The Defendant calculated a surcharge for voluntary adjustment against each of the enterprisers who committed the instant unfair collaborative acts, and then calculated a surcharge for the amount equivalent to 5% of the average sales of each of the enterprisers. The imposition of a surcharge for each of the above businesses is based on Article 22 of the former Fair Trade Act (amended by Act No. 7315 of Dec. 31, 2004) and Article 9(1) of the former Enforcement Decree of the Fair Trade Act (amended by Presidential Decree No. 18768 of Mar. 31, 2005), which provides that an enterpriser who committed the unfair collaborative act shall be subject to the imposition of a surcharge within the scope not exceeding the amount calculated by multiplying the average sales of the three business years by 5/100. This is understood as having determined the upper limit of the surcharge based on the average sales of each enterpriser. Accordingly, even if the amount of the surcharge calculated as above was determined as a surcharge for the unfair collaborative act by taking into account the content and degree of the violation, and the amount of profit acquired from the violation, it can be determined as a more unfair collaborative act.

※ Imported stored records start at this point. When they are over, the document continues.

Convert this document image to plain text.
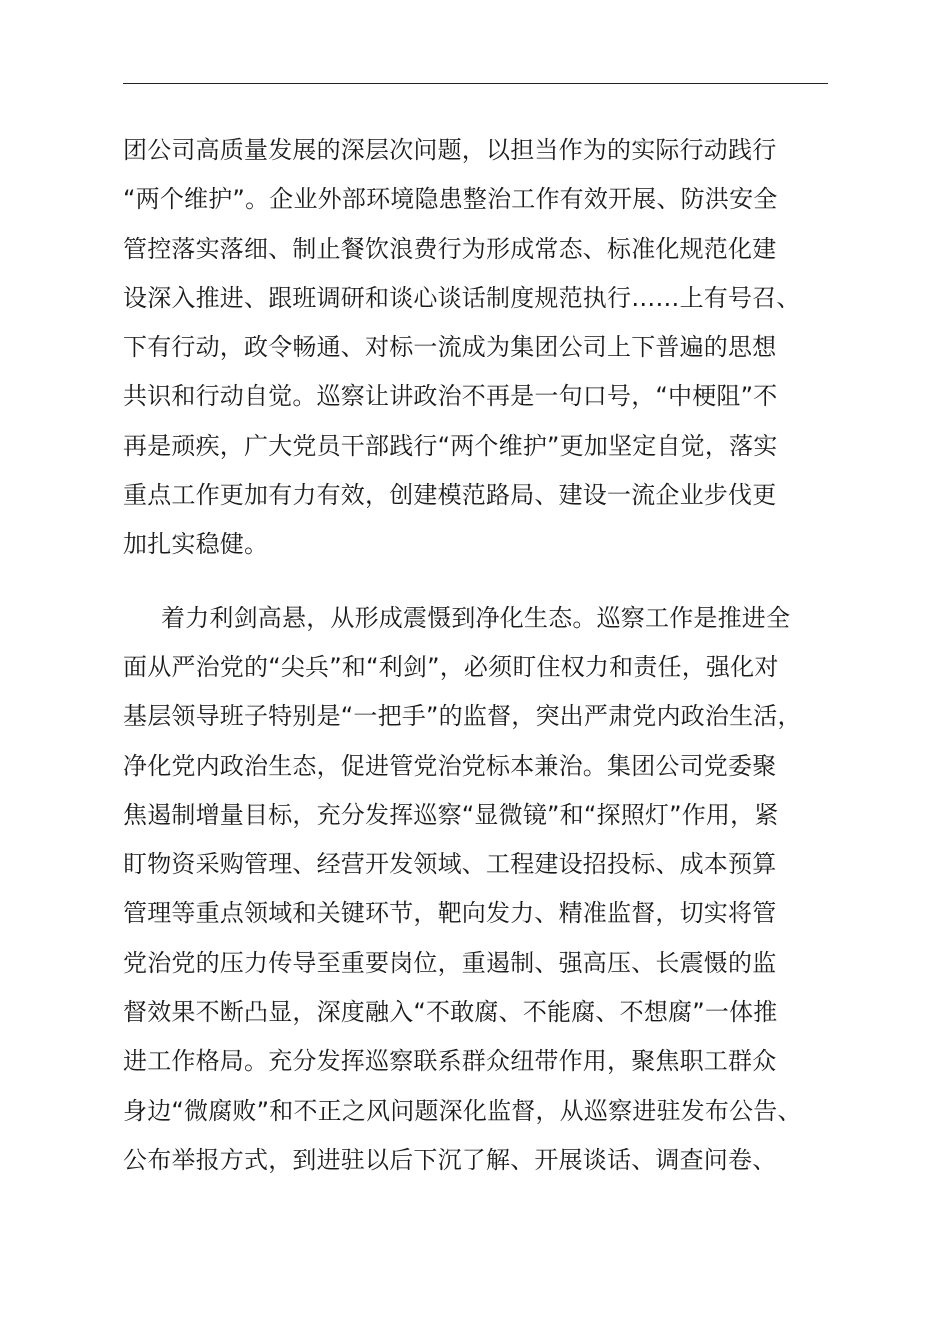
团公司高质量发展的深层次问题，以担当作为的实际行动践行
“两个维护”。企业外部环境隐患整治工作有效开展、防洪安全
管控落实落细、制止餐饮浪费行为形成常态、标准化规范化建
设深入推进、跟班调研和谈心谈话制度规范执行……上有号召、
下有行动，政令畅通、对标一流成为集团公司上下普遍的思想
共识和行动自觉。巡察让讲政治不再是一句口号，“中梗阻”不
再是顽疾，广大党员干部践行“两个维护”更加坚定自觉，落实
重点工作更加有力有效，创建模范路局、建设一流企业步伐更
加扎实稳健。
着力利剑高悬，从形成震慑到净化生态。巡察工作是推进全
面从严治党的“尖兵”和“利剑”，必须盯住权力和责任，强化对
基层领导班子特别是“一把手”的监督，突出严肃党内政治生活，
净化党内政治生态，促进管党治党标本兼治。集团公司党委聚
焦遏制增量目标，充分发挥巡察“显微镜”和“探照灯”作用，紧
盯物资采购管理、经营开发领域、工程建设招投标、成本预算
管理等重点领域和关键环节，靶向发力、精准监督，切实将管
党治党的压力传导至重要岗位，重遏制、强高压、长震慑的监
督效果不断凸显，深度融入“不敢腐、不能腐、不想腐”一体推
进工作格局。充分发挥巡察联系群众纽带作用，聚焦职工群众
身边“微腐败”和不正之风问题深化监督，从巡察进驻发布公告、
公布举报方式，到进驻以后下沉了解、开展谈话、调查问卷、
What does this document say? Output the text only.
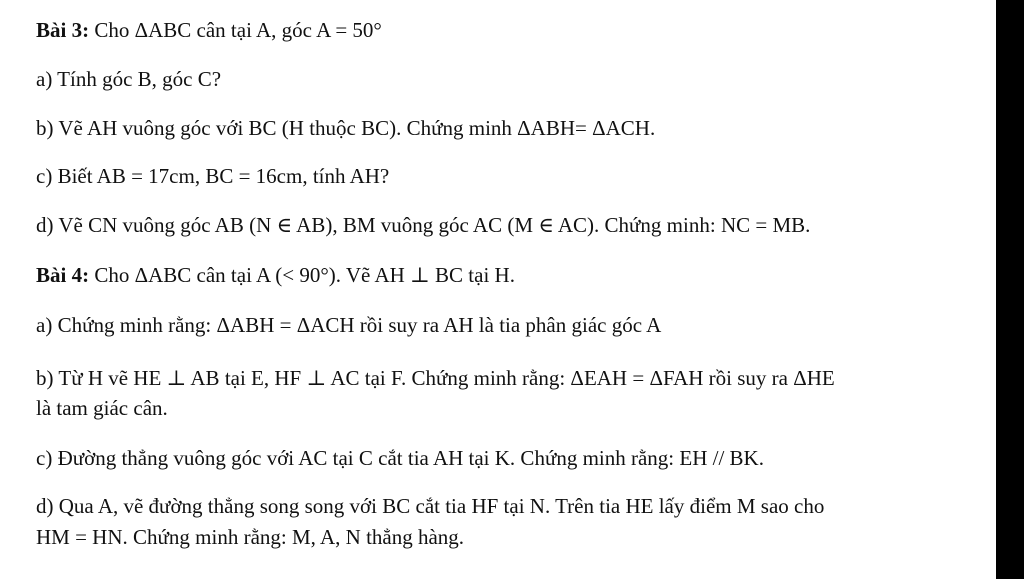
Bài 3: Cho ΔABC cân tại A, góc A = 50°
a) Tính góc B, góc C?
b) Vẽ AH vuông góc với BC (H thuộc BC). Chứng minh ΔABH= ΔACH.
c) Biết AB = 17cm, BC = 16cm, tính AH?
d) Vẽ CN vuông góc AB (N ∈ AB), BM vuông góc AC (M ∈ AC). Chứng minh: NC = MB.
Bài 4: Cho ΔABC cân tại A (< 90°). Vẽ AH ⊥ BC tại H.
a) Chứng minh rằng: ΔABH = ΔACH rồi suy ra AH là tia phân giác góc A
b) Từ H vẽ HE ⊥ AB tại E, HF ⊥ AC tại F. Chứng minh rằng: ΔEAH = ΔFAH rồi suy ra ΔHE
là tam giác cân.
c) Đường thẳng vuông góc với AC tại C cắt tia AH tại K. Chứng minh rằng: EH // BK.
d) Qua A, vẽ đường thẳng song song với BC cắt tia HF tại N. Trên tia HE lấy điểm M sao cho
HM = HN. Chứng minh rằng: M, A, N thẳng hàng.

However, according to the facts acknowledged by the court below, the defendant's simple participation in the unfair collaborative act of this case and low market share were reduced by 30% by reflecting it in calculating a voluntary adjustment penalty surcharge. However, the defendant led the unfair collaborative act of this case and did not completely reduce the amount for three companies, such as ○○, etc. with high market share; the penalty surcharge imposed on three companies, such as ○○, etc. is much larger than the penalty surcharge imposed on the plaintiffs; three companies, such as ○○, etc. due to the upper limit of the penalty surcharge under the law, are 70% of the amount of the penalty surcharge imposed on the plaintiffs; and 57% of the amount of the penalty surcharge imposed on the plaintiffs. Accordingly, in light of the content and degree of the violation; the period and frequency of the violation; and the amount of profit acquired from the violation, it cannot be deemed that the defendant's disposition imposing the penalty surcharge imposed on the part of the participants of the unfair collaborative act is considerably unfair

Nevertheless, the court below erred in the misapprehension of the scope of discretion on the imposition of penalty surcharges, which affected the conclusion of the judgment, by misunderstanding the scope of discretion on the imposition of penalty surcharges.

3. Conclusion

Therefore, the part of the lower judgment against the Defendant is reversed, and that part of the case is remanded to the lower court for further proceedings consistent with this Opinion. The Plaintiffs’ appeals are all dismissed. It is so decided as per Disposition by the assent of all participating Justices on the bench.